AmpD indirectly regulates the production of AmpC beta-lactamase via the cell wall recycling pathway. Recent publications have demonstrated the presence of multiple ampD genes in Pseudomonas aeruginosa and Escherichia coli. In the prototype P. aeruginosa strain, PAO1, the three ampD genes (ampD, ampDh2, and ampDh3) contribute to a stepwise regulation of ampC beta-lactamase and help explain the partial versus full derepression of ampC. In the present study, the roles of the three ampD homologs in nine clinical P. aeruginosa isolates with either partial or full derepression of ampC were evaluated. In eight of nine isolates, decreased RNA expression of the ampD genes was not associated with an increase in ampC expression. Sequence analyses revealed that every derepressed isolate carried mutations in ampD, and in two fully derepressed strains, only ampD was mutated. Furthermore, every ampDh2 gene was of the wild type, and in some fully derepressed isolates, ampDh3 was also of the wild type. Mutations in ampD and ampDh3 were tested for their effect on function by using a plasmid model system, and the observed mutations resulted in nonfunctional AmpD proteins. Therefore, although the sequential deletion of the ampD homologs of P. aeruginosa can explain partial and full derepression in PAO1, the same model does not explain the overproduction of AmpC observed in these clinical isolates. Overall, the findings of the present study indicate that there is still an unknown factor(s) that contributes to ampC regulation in P. aeruginosa.

Increased expression of ampC in Pseudomonas aeruginosa mutants selected with ciprofloxacin.

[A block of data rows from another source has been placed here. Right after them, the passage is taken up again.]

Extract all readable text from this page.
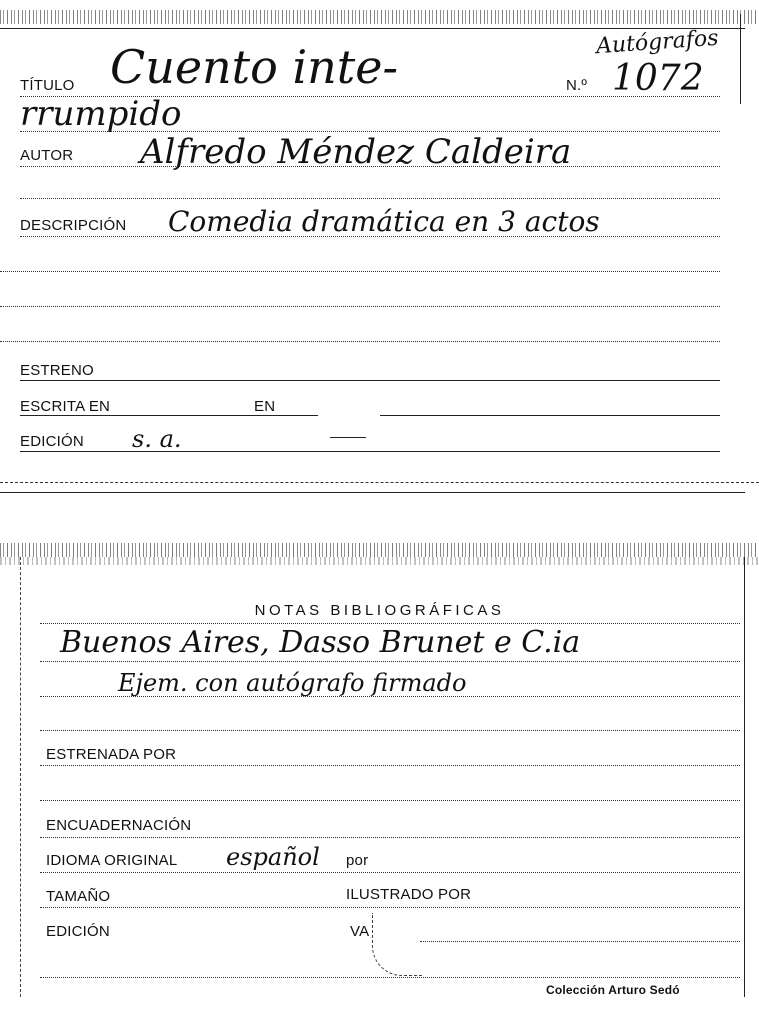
Autógrafos
TÍTULO Cuento inte-	N.º 1072
rrumpido
AUTOR Alfredo Méndez Caldeira
DESCRIPCIÓN Comedia dramática en 3 actos
ESTRENO
ESCRITA EN	EN
EDICIÓN s. a.
NOTAS BIBLIOGRÁFICAS
Buenos Aires, Dasso Brunet e C.ia
Ejem. con autógrafo firmado
ESTRENADA POR
ENCUADERNACIÓN
IDIOMA ORIGINAL español por
TAMAÑO	ILUSTRADO POR
EDICIÓN	VA
Colección Arturo Sedó
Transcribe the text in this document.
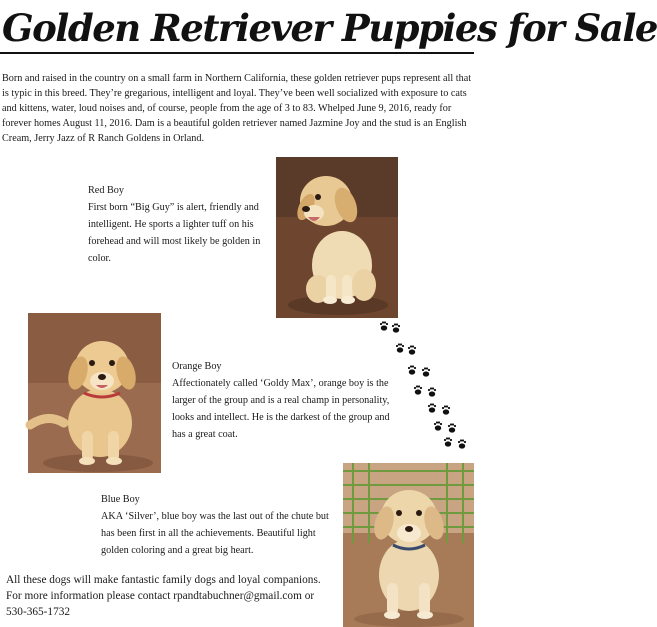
Golden Retriever Puppies for Sale
Born and raised in the country on a small farm in Northern California, these golden retriever pups represent all that is typic in this breed. They’re gregarious, intelligent and loyal. They’ve been well socialized with exposure to cats and kittens, water, loud noises and, of course, people from the age of 3 to 83. Whelped June 9, 2016, ready for forever homes August 11, 2016. Dam is a beautiful golden retriever named Jazmine Joy and the stud is an English Cream, Jerry Jazz of R Ranch Goldens in Orland.

Red Boy

First born “Big Guy” is alert, friendly and intelligent. He sports a lighter tuff on his forehead and will most likely be golden in color.

Orange Boy

Affectionately called ‘Goldy Max’, orange boy is the larger of the group and is a real champ in personality, looks and intellect. He is the darkest of the group and has a great coat.

Blue Boy

AKA ‘Silver’, blue boy was the last out of the chute but has been first in all the achievements. Beautiful light golden coloring and a great big heart.

All these dogs will make fantastic family dogs and loyal companions. For more information please contact rpandtabuchner@gmail.com or 530-365-1732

Two Pseudomonas aeruginosa mutants exhibiting increased expression of ampC were selected during exposure to ciprofloxacin. These mutants also exhibited significant increases in mexCD-oprJ expression, but further studies failed to show a link between the increased expression of mexCD-oprJ and ampC. Increased ampC expression was not related to mutations within ampR, the ampC-ampR intergenic region, ampD, ampDh2, or ampDh3 or to changes in the levels of expression of these amidase genes. However, ampD complementation restored wild-type levels of ampC expression and ceftazidime susceptibility, suggesting alternative mechanisms of ampC regulation.

Model system to evaluate the effect of ampD mutations on AmpC-mediated beta-lactam resistance.

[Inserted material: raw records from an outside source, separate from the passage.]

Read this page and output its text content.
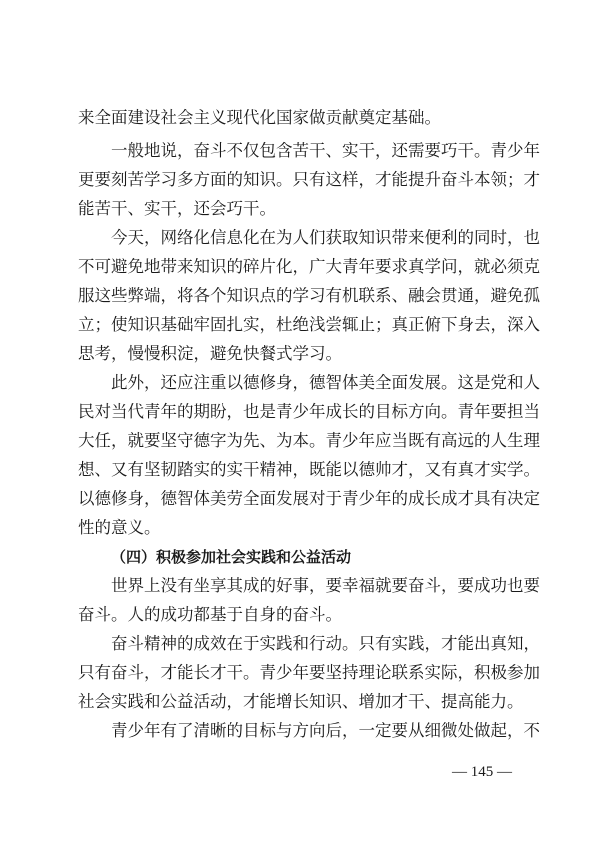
来全面建设社会主义现代化国家做贡献奠定基础。
一般地说，奋斗不仅包含苦干、实干，还需要巧干。青少年
更要刻苦学习多方面的知识。只有这样，才能提升奋斗本领；才
能苦干、实干，还会巧干。
今天，网络化信息化在为人们获取知识带来便利的同时，也
不可避免地带来知识的碎片化，广大青年要求真学问，就必须克
服这些弊端，将各个知识点的学习有机联系、融会贯通，避免孤
立；使知识基础牢固扎实，杜绝浅尝辄止；真正俯下身去，深入
思考，慢慢积淀，避免快餐式学习。
此外，还应注重以德修身，德智体美全面发展。这是党和人
民对当代青年的期盼，也是青少年成长的目标方向。青年要担当
大任，就要坚守德字为先、为本。青少年应当既有高远的人生理
想、又有坚韧踏实的实干精神，既能以德帅才，又有真才实学。
以德修身，德智体美劳全面发展对于青少年的成长成才具有决定
性的意义。
（四）积极参加社会实践和公益活动
世界上没有坐享其成的好事，要幸福就要奋斗，要成功也要
奋斗。人的成功都基于自身的奋斗。
奋斗精神的成效在于实践和行动。只有实践，才能出真知，
只有奋斗，才能长才干。青少年要坚持理论联系实际，积极参加
社会实践和公益活动，才能增长知识、增加才干、提高能力。
青少年有了清晰的目标与方向后，一定要从细微处做起，不
— 145 —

Mutations within the structural gene of ampD can lead to AmpC overproduction and increases in beta-lactam MICs in organisms with an inducible ampC. However, identification of mutations alone cannot predict the impact that those mutations have on AmpD function. Therefore, a model system was designed to determine the effect of ampD mutations on ceftazidime MICs using an AmpD(-) mutant Escherichia coli strain which produced an inducible plasmid-encoded AmpC. ampD genes were amplified by PCR from strains of E. coli, Citrobacter freundii, and Pseudomonas aeruginosa. Also, carboxy-terminal truncations of C. freundii ampD genes were constructed representing deletions of 10, 21, or 25 codons. Amplified ampD products were cloned into pACYC184 containing inducible bla(ACT-1)-ampR. Plasmids were transformed into E. coli strains JRG582 (AmpD(-)) and K-12 259 (AmpD(+)). The strains were evaluated for a derepressed phenotype using ceftazidime MICs. Some mutated ampD genes, including the ampD gene of a derepressed C. freundii isolate, resulted in substantial decreases in ceftazidime MICs (from >256 microg/ml to 12 to 24 microg/ml) for the AmpD(-) strain, indicating no role for these mutations in derepressed phenotypes. However, ampD truncation products and ampD from a partially derepressed P. aeruginosa strain resulted in ceftazidime MICs of >256 microg/ml, indicating a role for these gene modifications in derepressed phenotypes. The use of this model system indicated that alternative mechanisms were involved in the derepressed phenotype observed in strains of C. freundii and P. aeruginosa. The alternative mechanism involved in the derepressed phenotype of the C. freundii isolate was downregulation of ampD transcription.